La masacre de 15.000 a 22.000 polacos incluyendo 4.000 oficiales en Katyn en 1940, se consideraba una acción realizada por los nacionalsocialistas. Hoy está comprobado que fue Stalin quien la ordenó.

El caso del jabón de grasa judía había sido establecido por los jueces en Núremberg como un hecho, y fue de conocimiento generalizado y universalmente aceptado durante años. Ahora se sabe que el jabón hecho de grasa judía es un mito.

"Es un hecho que los Nazis nunca usaron los cuerpos de judíos, y el de ningún otro, para la producción de jabón." (Deborah Lipstadt, historiadora judía)

El Holocausto, es decir, el supuesto genocidio de seis millones de judíos y otras minorías por parte del régimen nacionalsocialista, es otro de los míticos relatos que surgieron de la magnificación de los hechos históricos y de la propaganda de guerra. Debido a las implicaciones e intereses políticos que desean mantenerlo, es un mito que todavía sigue sin ser admitido como tal por la historia oficial y es uno de los casos de revisionismo más complejos y de mayor repercusión en la historia.

Dentro de este mito, se ha llegado a aceptar oficialmente, desde 1960, que los hechos establecidos en los Juicios de Nüremberg sobre asesinato con cámaras de gas en los campos de Dachau, Buchenwald, Ravensbrück y Mauthausen, en realidad formaban parte de la propaganda antialemana y que los testimonios eran fraudulentos.

Otros revisionistas cuestionan la responsabilidad unilateral de los países del Eje en el desencadenamiento de la Segunda Guerra Mundial, y otros más cuestionan los hechos que desembocaron en el ataque japonés a Pearl Harbor en 1941.

David Irving

Revisionismo en el mundo

Destacados historiadores, investigadores, periodistas, filósofos y pensadores del mundo han revisado la “historia oficial” o han tenido el atrevimiento de pensar diferente, como Harry Elmer Barnes (estadounidense), Erza Pound (estadounidense), Luis Ferdinand Celine, David Irving (ingles), Salvador Borrego (mexicano), Joaquin Bochaca (español), Pedro Varela (español), Lous Monchaca (húngaro), Robert Brasillach (francés), Oswald Spengler (alemán), Jhon Haynes Holmes (estadounidense), Richard Wagner (alemán), Carroll Quigley (estadounidense), Henry Williamson (ingles), Bruno Spanpanato (italiano), Norman Gary Finkeltein (judeo-estadounidense), Daniel Jonah Goldhagen (judeo-estadounidense), Knut Hamsun (alemán), Dommerque Polacco de Manasce (francés), Ernst Christof Friedrich Zündel (alemán), L. Dennis (estadounidense) y otros muchos. La mayoría de ellos han sido de alguna forma limitados, censurados o boicoteados, y no pocos han sufrido persecución, atentados o cárcel.
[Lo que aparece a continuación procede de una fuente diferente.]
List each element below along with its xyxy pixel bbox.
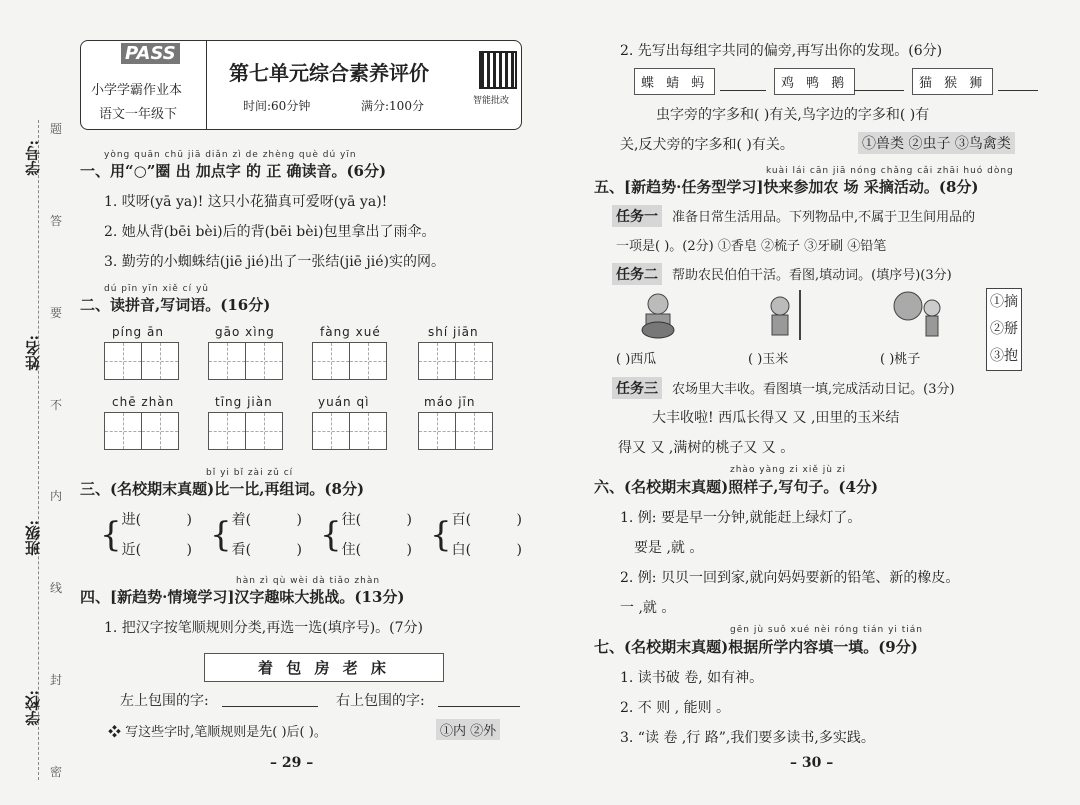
stroke-order-options: ①内 ②外 xyxy=(436,719,500,740)
s1-q2: 2. 她从背(bēi bèi)后的背(bēi bèi)包里拿出了雨伞。 xyxy=(104,224,436,240)
seal-char: 不 xyxy=(50,397,63,412)
seal-line-chars xyxy=(50,120,62,780)
compare-char[interactable]: 着( xyxy=(231,512,252,528)
word-grid[interactable] xyxy=(312,412,386,450)
compare-group xyxy=(430,505,522,565)
verb-option: ②掰 xyxy=(990,321,1018,337)
compare-group xyxy=(210,505,302,565)
paren: ) xyxy=(406,512,412,528)
s4-pinyin: hàn zì qù wèi dà tiǎo zhàn xyxy=(236,576,381,586)
word-pinyin: píng ān xyxy=(112,325,164,339)
compare-char[interactable]: 白( xyxy=(451,542,472,558)
seal-char: 封 xyxy=(50,673,63,688)
corn-picture xyxy=(760,290,820,340)
compare-group xyxy=(100,505,192,565)
s2-title: 二、读拼音,写词语。(16分) xyxy=(80,296,271,314)
s3-pinyin: bǐ yi bǐ zài zǔ cí xyxy=(206,468,294,478)
compare-char[interactable]: 百( xyxy=(451,512,472,528)
page-title: 第七单元综合素养评价 xyxy=(229,61,429,85)
s3-title: 三、(名校期末真题)比一比,再组词。(8分) xyxy=(80,480,365,498)
word-grid[interactable] xyxy=(208,342,282,380)
brace-icon: { xyxy=(430,515,452,555)
school-label: 学校: xyxy=(24,690,42,726)
s1-q3: 3. 勤劳的小蜘蛛结(jiē jié)出了一张结(jiē jié)实的网。 xyxy=(104,254,445,270)
page-number-left: – 29 – xyxy=(270,755,314,771)
task1-text: 准备日常生活用品。下列物品中,不属于卫生间用品的 xyxy=(672,210,976,225)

En la Argentina, el revisionismo histórico se centró en la reivindicación de la figura de Juan Manuel de Rosas y otros caudillos, enfrentándose con la historiografía oficial fundada sobre la obra de Bartolomé Mitre. Esta corriente es también muy crítica de la posición argentina durante la Guerra de la Triple Alianza, que guarda notables coincidencias con la Segunda Guerra, ya sea por la independencia económica paraguaya del siglo 19, la autodeterminación, la prohibición de la masonería, etc. Entre los historiadores revisionistas se destacan José María Rosa, Manuel Gálvez, Julio Irazusta, Atilio García Mellid y otros.

En México, se considera revisionista a Salvador Borrego, cuyas obras (por ejemplo, Derrota Mundial, América Peligra, El supra capitalismo e Infiltración Mundial) han recibido fuertes críticas por su presunto antisemitismo debido a que coloca a los capitales e ideología judía internacional como los causantes de la Segunda Guerra Mundial.

En España Pedro Varela, perseguido y encarcelado, y Joaquin Bochaca (La Historia de los vencidos, y otras) ; David Irving, ingles, con más de 30 obras publicadas, también perseguido y encarcelado.